There is more to the BAA story, however. The following mind map helps to coordinate the core concepts of BAA at a high level.

 

The Bloomberg Agile Architecture Mind Map
The Bloomberg Agile Architecture Mind Map

 

At the center of the mind map is BAA, which connects to four main concepts: Business Agility, Enterprise Architecture, Agile Technology / Innovation, and Software Architecture. Note that the Agile manifesto hangs off of the latter, implying the world of Agile software development is part of the story, but not central.

The business motivation for the entire map, however, is Business Agility. BAA defines Business Agility as the ability for an organization to respond to change and leverage change for competitive advantage. This map breaks out two parts of this definition. First, responding to change, both in the form of responsiveness (responding to positive change) and resilience (bouncing back from adverse change). Second, the ability to innovate: the strategic benefit of agility, where an organization introduces change into the business environment intentionally in order to gain a strategic advantage in their marketplace.

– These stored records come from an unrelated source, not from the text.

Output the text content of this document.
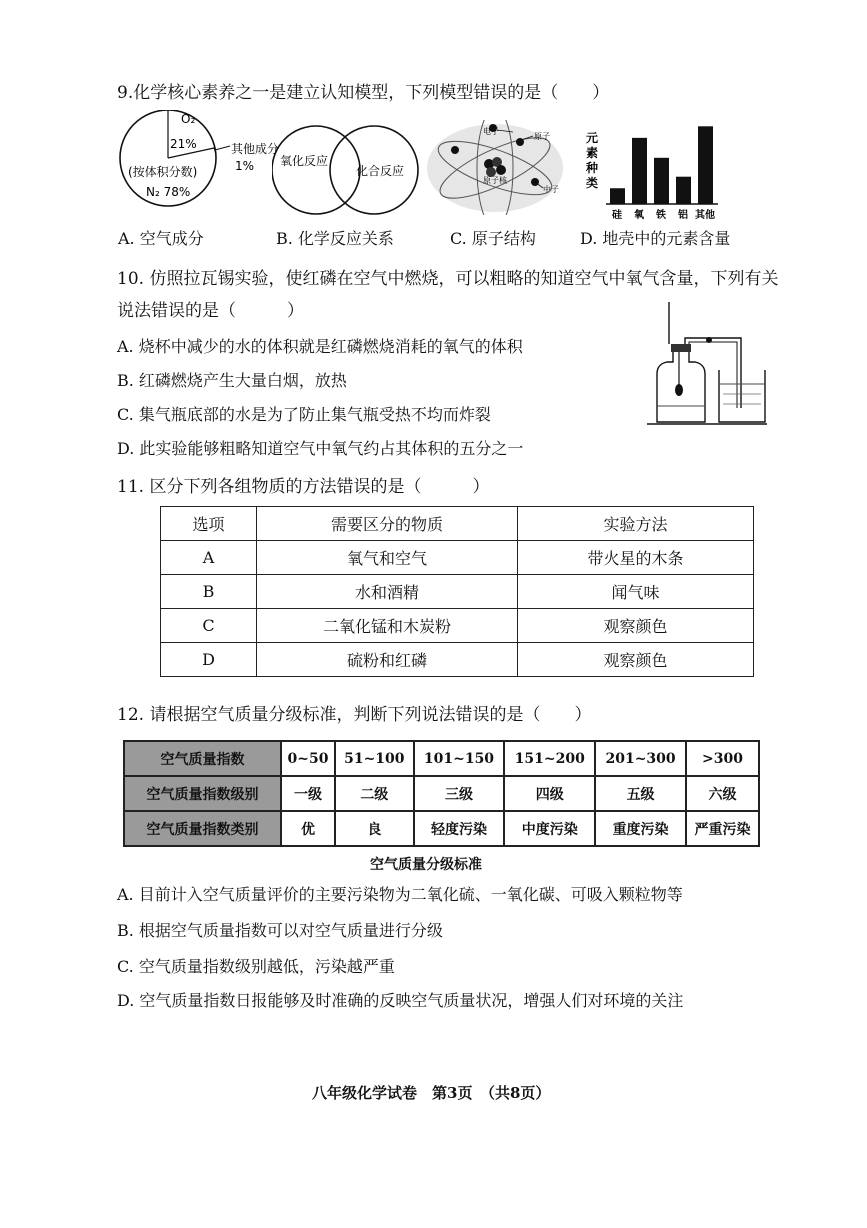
9.化学核心素养之一是建立认知模型，下列模型错误的是（　　）
O₂
21%	其他成分
1%
(按体积分数)
N₂ 78%
氧化反应
化合反应
电子
原子
原子核
中子
元
素
种
类
硅 氧 铁 铝 其他
A. 空气成分	B. 化学反应关系	C. 原子结构	D. 地壳中的元素含量
10. 仿照拉瓦锡实验，使红磷在空气中燃烧，可以粗略的知道空气中氧气含量，下列有关
说法错误的是（　　　）
A. 烧杯中减少的水的体积就是红磷燃烧消耗的氧气的体积
B. 红磷燃烧产生大量白烟，放热
C. 集气瓶底部的水是为了防止集气瓶受热不均而炸裂
D. 此实验能够粗略知道空气中氧气约占其体积的五分之一
11. 区分下列各组物质的方法错误的是（　　　）
选项	需要区分的物质	实验方法
A	氧气和空气	带火星的木条
B	水和酒精	闻气味
C	二氧化锰和木炭粉	观察颜色
D	硫粉和红磷	观察颜色
12. 请根据空气质量分级标准，判断下列说法错误的是（　　）
空气质量指数	0~50	51~100	101~150	151~200	201~300	>300
空气质量指数级别	一级	二级	三级	四级	五级	六级
空气质量指数类别	优	良	轻度污染	中度污染	重度污染	严重污染
空气质量分级标准
A. 目前计入空气质量评价的主要污染物为二氧化硫、一氧化碳、可吸入颗粒物等
B. 根据空气质量指数可以对空气质量进行分级
C. 空气质量指数级别越低，污染越严重
D. 空气质量指数日报能够及时准确的反映空气质量状况，增强人们对环境的关注
八年级化学试卷　第3页　（共8页）
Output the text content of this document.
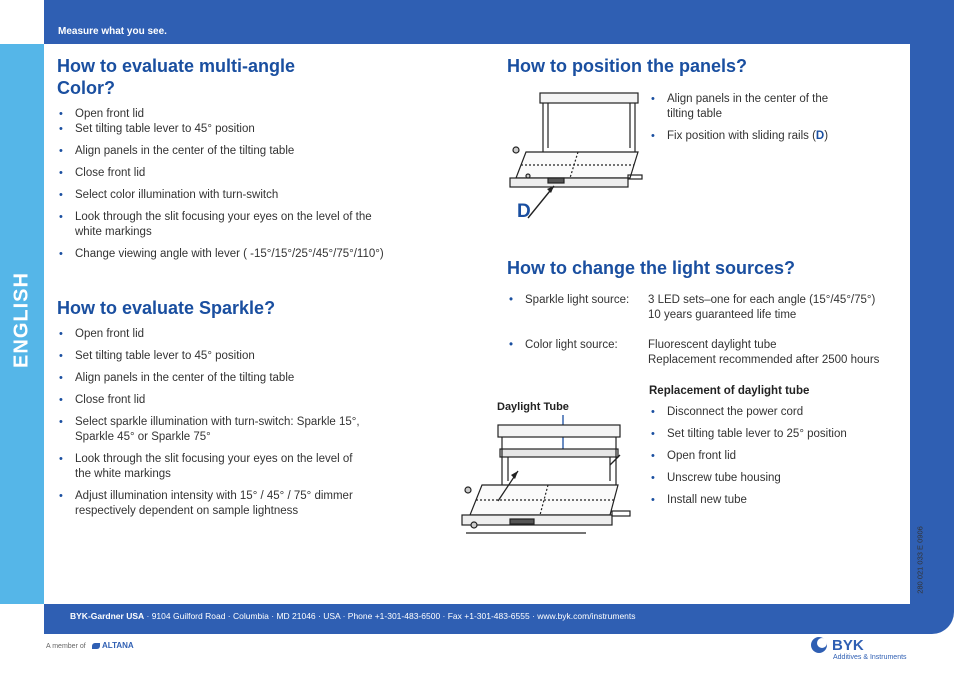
Measure what you see.
ENGLISH
BYK-Gardner USA · 9104 Guilford Road · Columbia · MD 21046 · USA · Phone +1-301-483-6500 · Fax +1-301-483-6555 · www.byk.com/instruments
280 021 033 E 0906
How to evaluate multi-angle Color?
• Open front lid
• Set tilting table lever to 45° position
• Align panels in the center of the tilting table
• Close front lid
• Select color illumination with turn-switch
• Look through the slit focusing your eyes on the level of the white markings
• Change viewing angle with lever ( -15°/15°/25°/45°/75°/110°)
How to evaluate Sparkle?
• Open front lid
• Set tilting table lever to 45° position
• Align panels in the center of the tilting table
• Close front lid
• Select sparkle illumination with turn-switch: Sparkle 15°, Sparkle 45° or Sparkle 75°
• Look through the slit focusing your eyes on the level of the white markings
• Adjust illumination intensity with 15° / 45° / 75° dimmer respectively dependent on sample lightness
How to position the panels?
D
• Align panels in the center of the tilting table
• Fix position with sliding rails (D)
How to change the light sources?
• Sparkle light source: 3 LED sets–one for each angle (15°/45°/75°)
10 years guaranteed life time
• Color light source:	Fluorescent daylight tube
Replacement recommended after 2500 hours
Replacement of daylight tube
• Disconnect the power cord
• Set tilting table lever to 25° position
• Open front lid
• Unscrew tube housing
• Install new tube
Daylight Tube
A member of	ALTANA	BYK
Additives & Instruments
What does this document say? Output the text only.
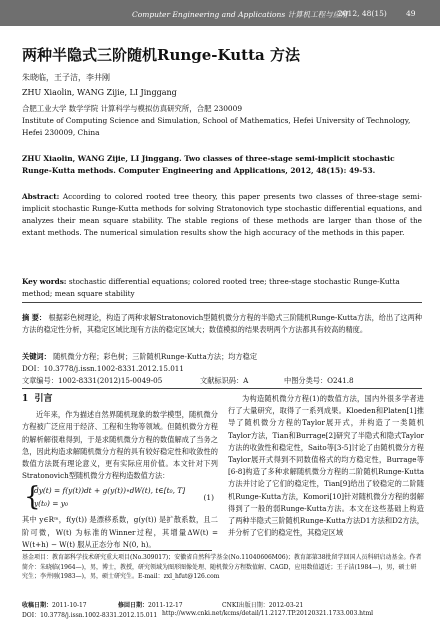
Computer Engineering and Applications 计算机工程与应用
2012, 48(15)	49
两种半隐式三阶随机Runge-Kutta 方法
朱晓临，王子洁，李井刚
ZHU Xiaolin, WANG Zijie, LI Jinggang
合肥工业大学 数学学院 计算科学与模拟仿真研究所，合肥 230009
Institute of Computing Science and Simulation, School of Mathematics, Hefei University of Technology, Hefei 230009, China
ZHU Xiaolin, WANG Zijie, LI Jinggang. Two classes of three-stage semi-implicit stochastic Runge-Kutta methods. Computer Engineering and Applications, 2012, 48(15): 49-53.
Abstract: According to colored rooted tree theory, this paper presents two classes of three-stage semi-implicit stochastic Runge-Kutta methods for solving Stratonovich type stochastic differential equations, and analyzes their mean square stability. The stable regions of these methods are larger than those of the extant methods. The numerical simulation results show the high accuracy of the methods in this paper.
Key words: stochastic differential equations; colored rooted tree; three-stage stochastic Runge-Kutta method; mean square stability
摘 要： 根据彩色树理论，构造了两种求解Stratonovich型随机微分方程的半隐式三阶随机Runge-Kutta方法，给出了这两种方法的稳定性分析，其稳定区域比现有方法的稳定区域大；数值模拟的结果表明两个方法都具有较高的精度。
关键词： 随机微分方程；彩色树；三阶随机Runge-Kutta方法；均方稳定
DOI：10.3778/j.issn.1002-8331.2012.15.011
文章编号：1002-8331(2012)15-0049-05	文献标识码：A	中图分类号：O241.8
1 引言

近年来，作为描述自然界随机现象的数学模型，随机微分方程被广泛应用于经济、工程和生物等领域。但随机微分方程的解析解很难得到，于是求随机微分方程的数值解成了当务之急，因此构造求解随机微分方程的具有较好稳定性和收敛性的数值方法既有理论意义，更有实际应用价值。本文针对下列Stratonovich型随机微分方程构造数值方法：

{
dy(t) = f(y(t))dt + g(y(t))∘dW(t), t∈[t₀, T]
y(t₀) = y₀
(1)

其中 y∈Rᵐ，f(y(t)) 是漂移系数，g(y(t)) 是扩散系数，且二阶可微，W(t) 为标准的Winner过程，其增量ΔW(t) = W(t+h) − W(t) 服从正态分布 N(0, h)。

为构造随机微分方程(1)的数值方法，国内外很多学者进行了大量研究，取得了一系列成果。Kloeden和Platen[1]推导了随机微分方程的Taylor展开式，并构造了一类随机Taylor方法，Tian和Burrage[2]研究了半隐式和隐式Taylor方法的收敛性和稳定性，Saito等[3-5]讨论了由随机微分方程Taylor展开式得到不同数值格式的均方稳定性，Burrage等[6-8]构造了多种求解随机微分方程的二阶随机Runge-Kutta方法并讨论了它们的稳定性，Tian[9]给出了较稳定的二阶随机Runge-Kutta方法，Komori[10]针对随机微分方程的弱解得到了一般的弱Runge-Kutta方法。本文在这些基础上构造了两种半隐式三阶随机Runge-Kutta方法D1方法和D2方法，并分析了它们的稳定性，其稳定区域

基金项目：教育部科学技术研究重大项目(No.309017)；安徽省自然科学基金(No.11040606M06)；教育部第38批留学回国人员科研启动基金。作者简介：朱晓临(1964—)，男，博士，教授，研究领域为图形图像处理、随机微分方程数值解、CAGD，应用数值逼近；王子洁(1984—)，男，硕士研究生；李井刚(1983—)，男，硕士研究生。E-mail：zxl_hfut@126.com
收稿日期：2011-10-17	修回日期：2011-12-17	CNKI出版日期：2012-03-21
DOI：10.3778/j.issn.1002-8331.2012.15.011 http://www.cnki.net/kcms/detail/11.2127.TP.20120321.1733.003.html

EA sits by itself on the right, but make no mistake: EA is no dead end here. Rather, EA informs and guides the entire chart. Imagine if you will, therefore, dotted lines from EA to everything else. You’re now picturing a mess, which is why the chart isn’t drawn that way. But the principle that EA connects to everything else remains.

Finally, Agile Technology hangs off the bottom of AA, in turn connecting to several modern technology trends. The common thread across DevOps, Cloud Computing, Big Data, and Next-Gen SOA has nothing to do with how hot these terms are today. Rather, the common thread across these approaches is automation.

For example, DevOps is an organizational model that shifts the role of the operations staff so they work hand-in-hand with developers – and this reorganization is possible because their organizations are automating the operational environment, typically via Cloud Computing. Cloud Computing also drives the automation of Big Data analytics platforms and technologies. The automation of increasingly sophisticated levels of operational technology drives reorganization, first in IT and then across the entire organization. Architected properly, this reorganization leads to greater business agility.

Finally, we come to the Next-Gen SOA box – “next generation” in the sense of lightweight, Cloud-friendly, REST-based, and decentralized, rather than the middleware-driven, centralized, expensive, Web Services-based approach called first generation SOA. There are still many pieces missing to the Next-Gen SOA story, but organizations who get it to work properly are able to abstract the policy layer in order to automate governance across the application environment.

Automation, therefore, is the common theme across the technology enablers of BAA. SOA governance gave us a glimpse of how such automation was supposed to drive business agility, but the architecture – and its available implementations – generally fell short. BAA fills in these missing pieces, pulling together all the elements of the mind map above into a coherent, realizable story for implementing technology-enabled business agility across the enterprise.